Sabrina Todd, his high school sweetheart and the daughter of the man whose endorsement could make him governor, pushed through the crowd. Her expression was a perfect mask of worried love.

"Ethan, oh, Ethan, you remember me," she cried, throwing her arms around him.

He held her, burying his face in her hair. "I only remember you," he said, loud enough for every microphone to catch. "Everything after... it's all gone."

He had faked amnesia.

The car crash was a stage, and this was the opening scene of his play. A play where I, Jocelyn Fuller, his wife of seven years, was being written out of the script. Leo, our son, was being erased.

The press went wild. DA Suffers Tragic Amnesia After Horrific Crash, Only Remembers First Love. The headlines were already writing themselves.

I stood there, clutching Leo's small hand, my heart turning to a block of ice. Ethan hadn't even looked at his own son. He didn't just forget us; he disowned us in front of the entire world.

Sabrina led him away, shooting me a look of pure, triumphant cruelty over her shoulder.

That night, they came home.
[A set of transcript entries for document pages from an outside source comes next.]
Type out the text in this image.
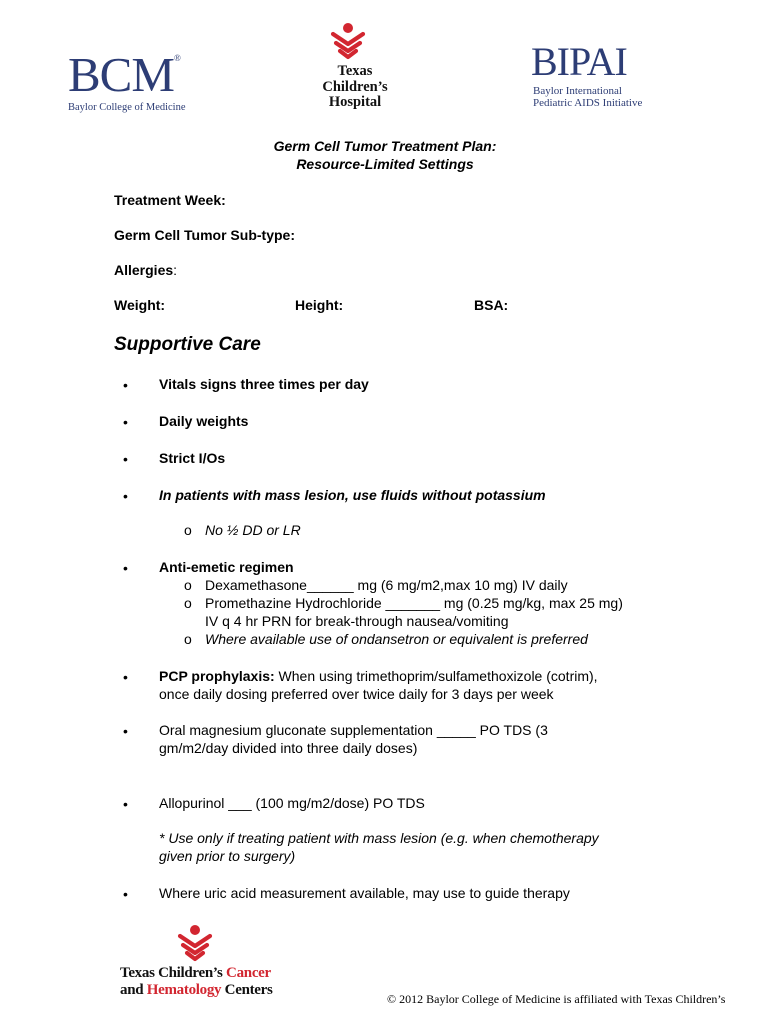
BCM®
Baylor College of Medicine
Texas
Children’s
Hospital
BIPAI
Baylor International
Pediatric AIDS Initiative
Germ Cell Tumor Treatment Plan:
Resource-Limited Settings
Treatment Week:
Germ Cell Tumor Sub-type:
Allergies:
Weight:	Height:	BSA:
Supportive Care
• Vitals signs three times per day
• Daily weights
• Strict I/Os
• In patients with mass lesion, use fluids without potassium
o No ½ DD or LR
• Anti-emetic regimen
o Dexamethasone______ mg (6 mg/m2,max 10 mg) IV daily
o Promethazine Hydrochloride _______ mg (0.25 mg/kg, max 25 mg)
IV q 4 hr PRN for break-through nausea/vomiting
o Where available use of ondansetron or equivalent is preferred
• PCP prophylaxis: When using trimethoprim/sulfamethoxizole (cotrim),
once daily dosing preferred over twice daily for 3 days per week
• Oral magnesium gluconate supplementation _____ PO TDS (3
gm/m2/day divided into three daily doses)
• Allopurinol ___ (100 mg/m2/dose) PO TDS
* Use only if treating patient with mass lesion (e.g. when chemotherapy
given prior to surgery)
• Where uric acid measurement available, may use to guide therapy
Texas Children’s Cancer
and Hematology Centers
© 2012 Baylor College of Medicine is affiliated with Texas Children’s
To my home.

Ethan' s campaign manager, a slick man named David, sat me down in my own living room.

"Jocelyn, this is a delicate situation," he said, his tone condescending. "Ethan's doctors say we can't risk shocking his system. For now, you and Leo will need to... adjust. He thinks Sabrina is his partner. You'll stay on as a household staff member. For appearances."

"A staff member?" The words felt like ash in my mouth.

"It's for the best. For his career."

I looked from his emotionless face to the staircase, where Sabrina was directing movers to take my things out of the master bedroom. My husband had demoted me. In my own home, I was now the help.

Leo was sent to a small guest room in the back of the house. He was confused.

"Mommy, why is that lady in your room? Why doesn't Daddy talk to me?"

I had no answers for him. All I could do was hold him and lie. "Daddy's just sick, baby. He'll get better."

But I knew he wouldn't. This wasn't a sickness. It was a strategy.

The next day, the bullying started. At his preschool, the other kids called Leo a "bastard." They said his dad had a new, real family now. My son, once so bright and happy, came home with his eyes full of tears and his spirit shrinking.

Ethan saw it. He saw the bruises on Leo's arms from being pushed around. He saw the sadness in his eyes.

And he did nothing.

He walked past his own child as if he were a piece of furniture, his attention solely on Sabrina and the endless stream of political allies who came to the house to witness his "tragic" story.

I served them coffee. I cleaned up their plates. I watched Sabrina wear my clothes, sleep in my bed, and live my life.

And with every passing day, the woman I used to be-the sharp, idealistic daughter of Senator Fuller-died a little more. She was being replaced by a hollow shell, an automaton who cooked and cleaned and watched her world burn down around her.